Sorenan looked over at Marcos with a new respect. The voice was terrifying and seemed to hold the fury of the greatest winds in it with the roll of thunder. Once, Marcos said that Ashur's voice was that of the storm. Sorenan thought it just some saying to impress others. Having heard the voice of the desert god, Sorenan realized that Marcos was not the soft thing he had thought him for so long. The mercenary realized that Marcos stood fully in the presence of the possessor of that voice at all times and somehow continued his life with out being crushed by it.
“He spoke,” Sorenan said breaking the silence.
“Yes,” Marcos said, looking over at Sorenan, “He summons you to stand with him. You are to also be a sword-bearer. It is the bearers of swords who stand with Ashur.” Zalaz's blood ran cold.
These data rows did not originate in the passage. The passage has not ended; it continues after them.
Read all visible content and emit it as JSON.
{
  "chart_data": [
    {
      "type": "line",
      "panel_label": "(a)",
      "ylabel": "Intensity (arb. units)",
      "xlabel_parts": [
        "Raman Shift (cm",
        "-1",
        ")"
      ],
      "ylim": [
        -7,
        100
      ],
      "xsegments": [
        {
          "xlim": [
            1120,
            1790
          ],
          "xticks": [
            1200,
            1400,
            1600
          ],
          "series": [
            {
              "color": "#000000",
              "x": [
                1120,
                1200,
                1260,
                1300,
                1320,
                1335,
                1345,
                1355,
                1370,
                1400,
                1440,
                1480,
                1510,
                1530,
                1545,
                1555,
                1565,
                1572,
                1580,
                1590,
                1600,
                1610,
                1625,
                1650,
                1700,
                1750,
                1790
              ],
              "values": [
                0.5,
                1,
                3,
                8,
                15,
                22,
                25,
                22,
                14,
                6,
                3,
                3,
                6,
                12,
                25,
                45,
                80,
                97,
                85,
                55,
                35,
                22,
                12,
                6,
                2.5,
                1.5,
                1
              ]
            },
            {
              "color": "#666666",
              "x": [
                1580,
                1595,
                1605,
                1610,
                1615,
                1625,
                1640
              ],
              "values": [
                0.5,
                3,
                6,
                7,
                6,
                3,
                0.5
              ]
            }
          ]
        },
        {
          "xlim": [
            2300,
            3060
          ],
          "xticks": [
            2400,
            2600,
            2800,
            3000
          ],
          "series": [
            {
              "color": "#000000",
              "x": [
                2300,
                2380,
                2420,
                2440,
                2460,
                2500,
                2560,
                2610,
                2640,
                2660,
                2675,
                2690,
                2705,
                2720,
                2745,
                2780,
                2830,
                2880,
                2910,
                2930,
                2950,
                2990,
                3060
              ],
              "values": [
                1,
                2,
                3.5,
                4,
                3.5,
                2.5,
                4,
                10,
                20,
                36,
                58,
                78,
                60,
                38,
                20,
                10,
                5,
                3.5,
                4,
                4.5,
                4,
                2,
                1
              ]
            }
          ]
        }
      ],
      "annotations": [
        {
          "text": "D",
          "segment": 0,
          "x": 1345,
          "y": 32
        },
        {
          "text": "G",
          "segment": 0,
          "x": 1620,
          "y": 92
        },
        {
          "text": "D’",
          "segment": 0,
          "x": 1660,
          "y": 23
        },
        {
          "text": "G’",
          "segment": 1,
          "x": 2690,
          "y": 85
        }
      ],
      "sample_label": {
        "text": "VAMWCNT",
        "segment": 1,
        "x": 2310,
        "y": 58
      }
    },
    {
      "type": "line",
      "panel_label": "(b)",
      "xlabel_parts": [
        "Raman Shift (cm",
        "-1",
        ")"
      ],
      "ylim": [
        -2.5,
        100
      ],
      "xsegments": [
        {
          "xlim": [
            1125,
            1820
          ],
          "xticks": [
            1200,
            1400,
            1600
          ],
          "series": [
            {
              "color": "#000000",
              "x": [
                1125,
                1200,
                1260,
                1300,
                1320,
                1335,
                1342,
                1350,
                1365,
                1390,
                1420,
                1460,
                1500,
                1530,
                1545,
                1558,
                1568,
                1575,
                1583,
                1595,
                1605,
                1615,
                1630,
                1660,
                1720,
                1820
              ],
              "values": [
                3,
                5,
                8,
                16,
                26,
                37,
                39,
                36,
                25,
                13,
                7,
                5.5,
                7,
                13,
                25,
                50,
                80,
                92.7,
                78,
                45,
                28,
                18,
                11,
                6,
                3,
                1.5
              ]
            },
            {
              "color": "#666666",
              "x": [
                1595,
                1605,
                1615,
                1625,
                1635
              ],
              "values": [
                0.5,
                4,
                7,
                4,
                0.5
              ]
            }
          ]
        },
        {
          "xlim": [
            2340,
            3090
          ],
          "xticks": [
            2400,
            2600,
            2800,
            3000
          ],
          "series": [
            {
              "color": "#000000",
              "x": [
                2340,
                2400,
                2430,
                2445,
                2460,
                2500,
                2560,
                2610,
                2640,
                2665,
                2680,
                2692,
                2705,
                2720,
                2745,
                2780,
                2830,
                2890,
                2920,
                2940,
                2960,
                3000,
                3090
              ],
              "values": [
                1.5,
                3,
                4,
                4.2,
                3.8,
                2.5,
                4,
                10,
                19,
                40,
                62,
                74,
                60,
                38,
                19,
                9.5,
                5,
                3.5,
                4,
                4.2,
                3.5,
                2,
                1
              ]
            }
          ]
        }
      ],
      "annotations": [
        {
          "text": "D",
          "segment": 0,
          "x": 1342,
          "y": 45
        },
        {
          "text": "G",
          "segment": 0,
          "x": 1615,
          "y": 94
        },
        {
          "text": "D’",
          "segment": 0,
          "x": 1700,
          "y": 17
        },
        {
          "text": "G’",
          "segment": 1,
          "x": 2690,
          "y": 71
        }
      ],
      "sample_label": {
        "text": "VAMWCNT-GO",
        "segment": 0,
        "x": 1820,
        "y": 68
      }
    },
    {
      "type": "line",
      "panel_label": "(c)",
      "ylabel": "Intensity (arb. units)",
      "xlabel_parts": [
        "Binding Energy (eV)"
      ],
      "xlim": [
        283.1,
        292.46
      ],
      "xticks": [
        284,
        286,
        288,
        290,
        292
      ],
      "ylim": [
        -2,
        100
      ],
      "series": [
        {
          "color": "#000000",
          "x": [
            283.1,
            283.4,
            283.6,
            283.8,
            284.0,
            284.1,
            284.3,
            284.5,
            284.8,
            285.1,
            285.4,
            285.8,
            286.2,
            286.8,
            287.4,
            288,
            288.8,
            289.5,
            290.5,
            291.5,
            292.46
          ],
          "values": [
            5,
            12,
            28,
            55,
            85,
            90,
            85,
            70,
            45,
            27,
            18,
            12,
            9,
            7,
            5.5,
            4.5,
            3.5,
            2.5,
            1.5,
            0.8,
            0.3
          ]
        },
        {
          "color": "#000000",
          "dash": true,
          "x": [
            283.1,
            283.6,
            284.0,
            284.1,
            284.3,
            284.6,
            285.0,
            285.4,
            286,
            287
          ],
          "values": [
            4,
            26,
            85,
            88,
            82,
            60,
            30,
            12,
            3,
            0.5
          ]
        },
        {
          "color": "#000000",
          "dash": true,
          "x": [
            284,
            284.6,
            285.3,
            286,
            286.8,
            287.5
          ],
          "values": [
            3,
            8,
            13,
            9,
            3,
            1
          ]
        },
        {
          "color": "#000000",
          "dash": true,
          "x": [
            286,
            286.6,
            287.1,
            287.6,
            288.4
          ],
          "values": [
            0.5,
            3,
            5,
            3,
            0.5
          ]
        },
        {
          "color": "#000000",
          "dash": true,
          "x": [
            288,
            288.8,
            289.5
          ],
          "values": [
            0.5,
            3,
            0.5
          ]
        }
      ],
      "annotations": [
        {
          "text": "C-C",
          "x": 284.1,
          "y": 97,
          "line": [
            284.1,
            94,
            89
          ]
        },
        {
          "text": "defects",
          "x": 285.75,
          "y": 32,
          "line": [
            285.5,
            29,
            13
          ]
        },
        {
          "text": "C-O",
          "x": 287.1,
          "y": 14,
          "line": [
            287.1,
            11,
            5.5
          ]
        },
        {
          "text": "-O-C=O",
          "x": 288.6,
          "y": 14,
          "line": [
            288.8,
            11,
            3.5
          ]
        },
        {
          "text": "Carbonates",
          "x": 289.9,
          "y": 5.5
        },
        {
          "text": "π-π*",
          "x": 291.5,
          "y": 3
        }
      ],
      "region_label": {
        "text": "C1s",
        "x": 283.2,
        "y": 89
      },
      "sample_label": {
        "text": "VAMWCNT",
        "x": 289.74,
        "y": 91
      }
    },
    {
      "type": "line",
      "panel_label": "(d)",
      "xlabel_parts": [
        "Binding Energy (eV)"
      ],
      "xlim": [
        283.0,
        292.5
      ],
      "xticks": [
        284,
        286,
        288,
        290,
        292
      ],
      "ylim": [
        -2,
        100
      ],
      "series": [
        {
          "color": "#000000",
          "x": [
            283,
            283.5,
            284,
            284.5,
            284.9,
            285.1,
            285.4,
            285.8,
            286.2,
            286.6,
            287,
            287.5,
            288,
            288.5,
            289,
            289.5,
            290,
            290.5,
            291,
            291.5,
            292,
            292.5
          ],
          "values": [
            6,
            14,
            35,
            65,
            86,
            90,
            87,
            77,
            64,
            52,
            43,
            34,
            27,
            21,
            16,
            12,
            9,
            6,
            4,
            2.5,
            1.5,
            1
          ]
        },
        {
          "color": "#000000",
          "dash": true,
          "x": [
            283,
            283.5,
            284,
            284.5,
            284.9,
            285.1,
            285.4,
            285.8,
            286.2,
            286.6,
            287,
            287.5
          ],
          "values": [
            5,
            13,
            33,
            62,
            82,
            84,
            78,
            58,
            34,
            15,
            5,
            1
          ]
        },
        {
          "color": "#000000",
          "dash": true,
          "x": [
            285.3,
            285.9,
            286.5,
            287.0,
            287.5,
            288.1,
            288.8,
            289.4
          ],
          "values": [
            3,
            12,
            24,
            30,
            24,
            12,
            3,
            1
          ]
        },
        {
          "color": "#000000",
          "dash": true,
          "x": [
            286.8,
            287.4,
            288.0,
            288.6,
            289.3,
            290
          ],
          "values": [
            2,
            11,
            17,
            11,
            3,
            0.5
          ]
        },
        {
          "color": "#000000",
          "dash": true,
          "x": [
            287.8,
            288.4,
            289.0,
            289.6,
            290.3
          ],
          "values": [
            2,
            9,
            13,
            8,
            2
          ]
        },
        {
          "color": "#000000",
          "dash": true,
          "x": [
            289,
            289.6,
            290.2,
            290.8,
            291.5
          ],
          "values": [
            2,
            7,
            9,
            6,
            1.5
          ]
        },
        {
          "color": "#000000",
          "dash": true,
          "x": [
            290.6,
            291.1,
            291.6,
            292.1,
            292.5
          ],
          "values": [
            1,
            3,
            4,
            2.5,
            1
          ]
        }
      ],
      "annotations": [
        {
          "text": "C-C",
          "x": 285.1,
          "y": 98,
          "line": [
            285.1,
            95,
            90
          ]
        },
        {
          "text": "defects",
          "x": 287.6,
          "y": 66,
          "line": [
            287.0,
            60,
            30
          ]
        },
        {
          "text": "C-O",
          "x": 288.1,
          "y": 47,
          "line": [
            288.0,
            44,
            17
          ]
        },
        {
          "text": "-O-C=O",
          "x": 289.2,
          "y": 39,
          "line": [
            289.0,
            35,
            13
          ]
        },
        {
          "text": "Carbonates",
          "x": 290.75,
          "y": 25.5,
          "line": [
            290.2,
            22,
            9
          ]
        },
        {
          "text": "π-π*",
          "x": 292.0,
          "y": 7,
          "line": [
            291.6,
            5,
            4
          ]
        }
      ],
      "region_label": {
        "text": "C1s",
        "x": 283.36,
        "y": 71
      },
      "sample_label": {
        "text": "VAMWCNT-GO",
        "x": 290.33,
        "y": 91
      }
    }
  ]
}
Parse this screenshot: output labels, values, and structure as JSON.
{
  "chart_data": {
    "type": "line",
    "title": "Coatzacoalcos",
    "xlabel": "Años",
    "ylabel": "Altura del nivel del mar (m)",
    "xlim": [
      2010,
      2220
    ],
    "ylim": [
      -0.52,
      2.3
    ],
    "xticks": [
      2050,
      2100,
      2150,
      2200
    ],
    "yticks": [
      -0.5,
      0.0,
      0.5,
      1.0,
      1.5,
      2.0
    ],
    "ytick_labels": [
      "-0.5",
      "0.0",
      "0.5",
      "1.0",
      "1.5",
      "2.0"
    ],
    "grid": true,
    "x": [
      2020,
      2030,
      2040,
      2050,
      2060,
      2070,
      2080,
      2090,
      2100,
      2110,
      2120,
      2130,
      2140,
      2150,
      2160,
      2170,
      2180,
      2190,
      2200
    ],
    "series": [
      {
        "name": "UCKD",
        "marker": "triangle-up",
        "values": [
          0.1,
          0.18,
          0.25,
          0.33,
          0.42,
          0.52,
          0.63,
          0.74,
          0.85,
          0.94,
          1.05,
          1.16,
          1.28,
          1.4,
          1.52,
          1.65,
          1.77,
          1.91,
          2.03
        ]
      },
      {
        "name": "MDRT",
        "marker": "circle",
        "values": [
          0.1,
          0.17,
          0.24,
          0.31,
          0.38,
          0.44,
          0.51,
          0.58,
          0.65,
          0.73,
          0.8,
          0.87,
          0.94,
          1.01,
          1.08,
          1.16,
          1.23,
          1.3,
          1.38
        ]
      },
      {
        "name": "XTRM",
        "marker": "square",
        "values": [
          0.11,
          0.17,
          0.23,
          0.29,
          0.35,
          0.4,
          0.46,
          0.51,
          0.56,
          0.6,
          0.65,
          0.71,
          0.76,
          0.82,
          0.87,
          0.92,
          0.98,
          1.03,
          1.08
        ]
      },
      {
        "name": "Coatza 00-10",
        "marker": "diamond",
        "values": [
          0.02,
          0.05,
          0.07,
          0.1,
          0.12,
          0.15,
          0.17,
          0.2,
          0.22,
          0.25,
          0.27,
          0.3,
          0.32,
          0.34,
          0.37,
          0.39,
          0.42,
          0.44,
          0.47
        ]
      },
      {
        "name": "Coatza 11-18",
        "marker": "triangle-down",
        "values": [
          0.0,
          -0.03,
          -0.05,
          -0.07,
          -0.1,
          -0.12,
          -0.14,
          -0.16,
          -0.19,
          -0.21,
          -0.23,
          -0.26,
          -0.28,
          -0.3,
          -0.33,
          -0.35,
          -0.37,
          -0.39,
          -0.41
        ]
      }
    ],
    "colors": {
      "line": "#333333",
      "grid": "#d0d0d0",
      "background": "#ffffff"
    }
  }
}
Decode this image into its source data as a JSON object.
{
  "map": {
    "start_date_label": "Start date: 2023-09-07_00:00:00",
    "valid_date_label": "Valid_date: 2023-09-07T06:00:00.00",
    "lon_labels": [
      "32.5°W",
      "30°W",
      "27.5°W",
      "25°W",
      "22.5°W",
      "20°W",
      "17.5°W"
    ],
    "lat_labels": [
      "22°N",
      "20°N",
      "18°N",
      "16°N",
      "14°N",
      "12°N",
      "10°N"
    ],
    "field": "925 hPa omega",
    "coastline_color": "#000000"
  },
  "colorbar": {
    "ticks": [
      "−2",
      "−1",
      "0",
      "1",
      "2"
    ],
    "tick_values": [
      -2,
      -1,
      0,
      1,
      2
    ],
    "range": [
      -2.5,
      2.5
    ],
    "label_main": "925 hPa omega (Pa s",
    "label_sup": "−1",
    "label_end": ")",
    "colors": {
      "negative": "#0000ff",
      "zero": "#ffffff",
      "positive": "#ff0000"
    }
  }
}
Marcos looked to him. “And through them he will give his messages,” Marcos said, gesturing towards the sword at Zalaz's side. “So it is done,” Marcos said.
Mina covered her eyes with a trembling hand. All her anger, all her plotting, and all her will could not stay the tears or the fear that washed through her. Never had she felt so fragile, so small, or so helpless before the will of the gods. The ringing sense of comfort that breathed through her as she served Julara abandoned her in that awful moment. For in that moment, she was not the living embodiment of Julara's mercy and wrath, but rather a heartbroken woman. And she wept.